Bombalanan köyleri görebiliyorduk

- Çocukluğunuz da aslında Balkanlar’daki iç savaşa denk geliyor. O dönemde de bir hayli sıkıntı çekmiş olmalısınız.
- O dönemde tüm Yugoslavya karışıklık içindeydi. Benimkiler de bir karar aldılar, İsveç’e gittik. Döndüğümde 12 yaşındaydım. O yıllarda savaşın yarattığı tahribatı pek hissedememiştim ama şimdi daha iyi anlayabiliyorum. Türklerin Makedonlarla pek sorunu yoktur gerçi ama bize de etki ediyor. Mesela -1994’teydi sanırım- dışarı çıkma yasağı vardı. Evimiz 13. kattaydı. Dağın eteğindeki köyün nasıl bombalandığını görebiliyorduk. Savaş var diye, eve onar yirmişer kilo erzak stoklardık. O da bir alışkanlık olarak kaldı. Bugün bile annemler alışverişe gittiğinde “evde ekmek bitmiş bir tane ekmek alayım” diye düşünmezler, hep dörder beşer tane alınır. Bu da savaşın bıraktığı bir etki sanırım.
 

- Savaş olan bir yerde çocukluk anılarınız nasıldı?
- Tam gençlik dönemindeydim, sokağa çıkmak istiyordum ama çıkamıyordum, mutlaka etkiliyordu.

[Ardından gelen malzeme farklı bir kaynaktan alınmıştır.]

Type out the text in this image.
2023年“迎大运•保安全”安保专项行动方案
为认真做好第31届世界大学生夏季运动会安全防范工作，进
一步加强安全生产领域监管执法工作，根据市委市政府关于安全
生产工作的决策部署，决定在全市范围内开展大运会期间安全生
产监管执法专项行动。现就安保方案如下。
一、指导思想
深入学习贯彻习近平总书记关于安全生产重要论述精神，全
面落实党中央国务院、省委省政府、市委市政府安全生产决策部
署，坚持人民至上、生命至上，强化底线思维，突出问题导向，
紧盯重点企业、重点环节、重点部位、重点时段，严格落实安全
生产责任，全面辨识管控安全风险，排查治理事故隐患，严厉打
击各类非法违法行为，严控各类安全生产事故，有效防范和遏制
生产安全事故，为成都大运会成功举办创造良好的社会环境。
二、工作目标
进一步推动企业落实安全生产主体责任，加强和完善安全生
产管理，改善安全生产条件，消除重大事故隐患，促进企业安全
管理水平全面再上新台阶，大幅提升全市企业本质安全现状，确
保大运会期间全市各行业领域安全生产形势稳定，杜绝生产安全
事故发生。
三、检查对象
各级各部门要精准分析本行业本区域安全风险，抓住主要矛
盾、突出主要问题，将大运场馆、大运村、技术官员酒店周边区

Pargalı’yla aşk yaşayacağımı bilmiyordum

- Muhteşem Yüzyıl’la anlaştığınızda Osmanlı hakkında ne gibi bilgileriniz vardı?
- Çok yoktu. Atatürk desen var, çünkü koyu Atatürkçüyüm. Dedemden beri öyle yetiştik. Osmanlı’yı üç aşağı beş yukarı biliyordum ama diziyle birlikte daha çok araştırma yapmaya başladım, şimdi konuya çok daha hâkimim.
 

- Senaryoda Nigar Kalfa’yı ilk okuduğunuzda ne düşündünüz?
- İlk başta zaten Nigar Kalfa, yok gibi bir şeydi. Karakter analizleri bölümünde bile bir şey yazmıyordu. Internette de pek bir şey bulamadım. O zaman biraz daha rahatladım. “Mademki yok, kendim ona bir rol biçeyim” dedim. Kafamda kurdum, başta Pargalı’yla aşk yaşayacak diye bir durum yoktu. Ancak herhalde seyirciler yakıştırdığı için böyle bir aşk doğdu. Kendimce bir karakter yaratmaya çalıştım.
 

- Meral Okay’la nasıl bir konuşmanız olmuştu?
- Meral Abla sadece bir kez “Filizciğim, bana Nigar’ı yazdırdığın için çok teşekkür ederim” demişti. Büyük bir ihtimalle ben oynarken bazı tepkilerim oluyordu ya da senaryoda yazmayan bazı şeylerı duygumla veriyordum. O da, onu çok rahat okudu. Kadın yazar, kadın dünyasını çok rahat anladığı için ortaya çok güzel bir karakter çıktı.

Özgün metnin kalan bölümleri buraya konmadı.